Perbanas Khawatir OJK Berpihak ke Bank Besar
Berita

Perbanas Khawatir OJK Berpihak ke Bank Besar

Semakin besar aset industri, akan semakin besar pula iuran yang akan dipungut OJK.

FAT
Bacaan 2 Menit
Perbanas Khawatir OJK Berpihak ke Bank Besar
Hukumonline

Perhimpunan Bank-Bank Umum Nasional (Perbanas) khawatir jika iuran Otoritas Jasa Keuangan (OJK) yang dipungut dari industri keuangan memicu munculnya keberpihakan. Ketua Perbanas Sigit Pramono mengatakan, keberpihakan bisa saja terjadi jika iuran yang dipungut berdasarkan total aset industri keuangan tersebut.

Setidaknya, terdapat 10 bank yang memiliki aset besar yang dikhawatirkan mendapat dukungan lebih dari otoritas. Atas dasar itu, ia berharap independensi OJK selaku regulator tetap terjaga meski iuran yang didapat dari industri keuangan tak sama jumlahnya. Bukan hanya itu, ia berharap pengawasan yang dilakukan OJK akan lebih baik dari sebelumnya.

“Saya hanya mengingatkan ada potensi yang dipertanyakan, bagaimana dengan independensinya. Karena ada sejumlah bank yang iurannya lebih besar dari bank lain,” ujar Sigit di Jakarta, Rabu (4/12).

Menurut Sigit, kekhawatiran ini terjadi lantaran iuran dihitung dari nilai aset sebuah industri keuangan. Semakin besar aset industri tersebut, maka semakin besar pula iuran yang dipungut oleh OJK. “Secara manusiawi kalau yang membayar lebih besar tentu saja orangnya lebih didengar,” katanya.

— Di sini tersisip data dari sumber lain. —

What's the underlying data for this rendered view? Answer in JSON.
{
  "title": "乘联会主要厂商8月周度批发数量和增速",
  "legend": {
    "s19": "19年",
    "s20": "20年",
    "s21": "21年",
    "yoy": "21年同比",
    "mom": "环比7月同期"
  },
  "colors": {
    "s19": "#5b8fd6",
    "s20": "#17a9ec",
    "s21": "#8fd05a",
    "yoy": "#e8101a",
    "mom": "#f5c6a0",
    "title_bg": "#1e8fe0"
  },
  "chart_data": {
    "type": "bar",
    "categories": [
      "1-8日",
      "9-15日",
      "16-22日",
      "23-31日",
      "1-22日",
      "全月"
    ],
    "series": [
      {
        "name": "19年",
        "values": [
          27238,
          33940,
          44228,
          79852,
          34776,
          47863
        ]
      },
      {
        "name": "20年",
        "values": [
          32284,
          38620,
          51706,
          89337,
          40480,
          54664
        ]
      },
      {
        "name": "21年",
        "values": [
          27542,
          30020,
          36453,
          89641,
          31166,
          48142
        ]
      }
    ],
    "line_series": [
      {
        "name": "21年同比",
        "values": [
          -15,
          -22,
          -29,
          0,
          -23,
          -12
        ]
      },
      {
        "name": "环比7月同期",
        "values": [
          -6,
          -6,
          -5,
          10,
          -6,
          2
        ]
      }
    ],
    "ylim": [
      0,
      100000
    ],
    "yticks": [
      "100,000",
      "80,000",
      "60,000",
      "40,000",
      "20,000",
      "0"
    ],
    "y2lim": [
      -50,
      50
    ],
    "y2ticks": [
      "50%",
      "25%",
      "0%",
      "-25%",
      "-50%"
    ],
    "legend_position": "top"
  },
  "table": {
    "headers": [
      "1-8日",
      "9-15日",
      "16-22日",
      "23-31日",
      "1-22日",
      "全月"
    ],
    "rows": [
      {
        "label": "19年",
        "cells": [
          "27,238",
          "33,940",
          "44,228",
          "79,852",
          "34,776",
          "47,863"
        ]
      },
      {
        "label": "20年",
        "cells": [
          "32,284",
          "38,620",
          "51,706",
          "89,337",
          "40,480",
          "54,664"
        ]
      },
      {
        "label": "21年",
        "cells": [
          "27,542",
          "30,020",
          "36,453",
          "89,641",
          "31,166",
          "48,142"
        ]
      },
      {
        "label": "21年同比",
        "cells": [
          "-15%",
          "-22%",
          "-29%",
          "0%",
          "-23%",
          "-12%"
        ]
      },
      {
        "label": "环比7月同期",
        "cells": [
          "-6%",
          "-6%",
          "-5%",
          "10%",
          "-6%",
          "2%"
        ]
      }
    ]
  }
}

Ia berharap, dalam pengelolaan iuran ini OJK dapat bersifat transparan. Bila perlu, lanjut Sigit, transaparansi tersebut berupa adanya laporan keuangan ke industri. Selama ini, OJK hanya melapor ke DPR lantaran menggunakan dana APBN. Namun, jika dilihat dari jenis pendapatannya, selain APBN OJK juga memperoleh anggaran dari iuran yang dipungut ke industri keuangan.

“Maunya harus transparan saja. Ketika ada yang membayar lebih besar harus sama saja,” ujar Sigit.

Terkait hal ini, Ketua Dewan Komisioner OJK Muliaman D Hadad menyanggupi akan berlaku transparan ke seluruh industri. Menurutnya, transapran merupakan bentuk governance yang baik. “Transparan, auditable kemudian juga dilaporkan itu dari segi prosesnya,” katanya.

Dari segi substansi, lanjut Muliaman, iuran tersebut nantinya akan dikembalikan ke industri. Pengembalian tersebut berupa program kerja yang bermanfaat bagi industri sehingga menjadi nilai tambah bagi industri itu sendiri. Atas dasar itu, ia sepakat jika ada komunikasi lebih lanjut antara OJK dengan industri mengenai hal ini.

Pentingnya komunikasi, lanjut Muliaman, lantaran tiap industri memiliki keperluan yang berbeda satu sama lain. Misalnya Bank Perkreditan Rakyat (BPR), biasanya keperluan BPR adalah membentuk Sumber Daya Manusia (SDM) yang baik. “Tentu saja komunikasi itu diperlukan, sehingga kemudian program kerja yang dilakukan OJK betul-betul mengena sasaran dan bermanfaat sehingga demikian menjadi nilai tambah dari iuran yang dipungut,” tambahnya.

Kepala Badan Pengawasan Keuangan dan Pembangunan (BPKP) Mardiasmo berharap agar OJK dapat transparan dalam pengelolaan iuran yang dipungutnya. Menurut dia, transparansi ini merupakan bagian dari menjaga governance yang baik. “Mestinya prinsip di sana iuran bagian dari operasional OJK, sepeser pun harus dilaporkan, untuk jaga risk governance dan menjaga amanah,” katanya.

Ketua Komite Ekonomi Nasional (KEN) Chairul Tanjung sepakat jika iuran ini diberlakukan. Namun, dalam melaksanakan tugasnya OJK harus menjunjung tinggi kebersamaan dengan pelaku industri dan negara. “Karena tujuan OJK membangun industri yang baik dan sehat saya tidak keberatan, dengan catatan kalau ada kontribusi uang industri untuk OJK, berarti OJK punya stakeholder yang lebih luas,” pungkasnya.